Be imitators of God, therefore, as dearly loved children and live a life of love, just as Christ loved us and gave himself up for us as a fragrant offering and sacrifice to God. But among you there must not be even a hint of sexual immorality, or of any kind of impurity, or of greed, because these are improper for God's holy people. Nor should there be obscenity, foolish talk or coarse joking, which are out of place, but rather thanksgiving."-Ephesians 4:29-5:4

My prayer each day is that God would allow me to observe my inner most parts and be able to see that which needs tending to. Whether it be my attitude, spirit or mind.
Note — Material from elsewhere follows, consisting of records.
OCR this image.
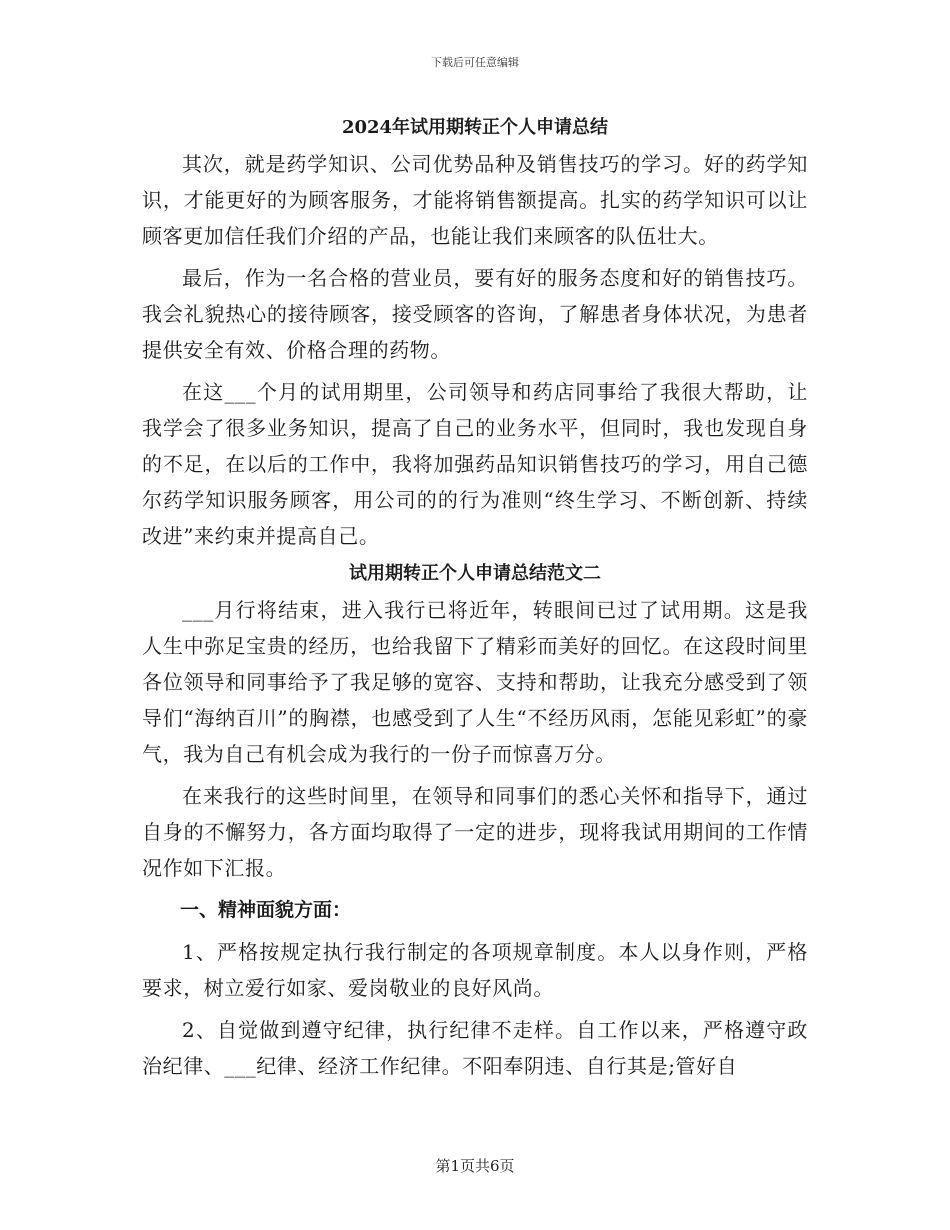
下载后可任意编辑
2024年试用期转正个人申请总结

其次，就是药学知识、公司优势品种及销售技巧的学习。好的药学知识，才能更好的为顾客服务，才能将销售额提高。扎实的药学知识可以让顾客更加信任我们介绍的产品，也能让我们来顾客的队伍壮大。

最后，作为一名合格的营业员，要有好的服务态度和好的销售技巧。我会礼貌热心的接待顾客，接受顾客的咨询，了解患者身体状况，为患者提供安全有效、价格合理的药物。

在这___个月的试用期里，公司领导和药店同事给了我很大帮助，让我学会了很多业务知识，提高了自己的业务水平，但同时，我也发现自身的不足，在以后的工作中，我将加强药品知识销售技巧的学习，用自己德尔药学知识服务顾客，用公司的的行为准则“终生学习、不断创新、持续改进”来约束并提高自己。

试用期转正个人申请总结范文二

___月行将结束，进入我行已将近年，转眼间已过了试用期。这是我人生中弥足宝贵的经历，也给我留下了精彩而美好的回忆。在这段时间里各位领导和同事给予了我足够的宽容、支持和帮助，让我充分感受到了领导们“海纳百川”的胸襟，也感受到了人生“不经历风雨，怎能见彩虹”的豪气，我为自己有机会成为我行的一份子而惊喜万分。

在来我行的这些时间里，在领导和同事们的悉心关怀和指导下，通过自身的不懈努力，各方面均取得了一定的进步，现将我试用期间的工作情况作如下汇报。

一、精神面貌方面：

1、严格按规定执行我行制定的各项规章制度。本人以身作则，严格要求，树立爱行如家、爱岗敬业的良好风尚。

2、自觉做到遵守纪律，执行纪律不走样。自工作以来，严格遵守政治纪律、___纪律、经济工作纪律。不阳奉阴违、自行其是;管好自

第1页共6页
I am fully aware that it is so easy to allow myself to slip into anger, bitterness, sulking and corrupted thoughts. I must rely on Him and renew and purify myself daily in order to walk in accordance with His word. I need this- I want this. I do not desire to become complacent and compromising- I wish to be grounded and strong with my convictions. I am human but I serve a powerful God who has the ability to change even the worst of the worst. May I be more open to hearing Him, may my heart remain pure in my pursuit of Him.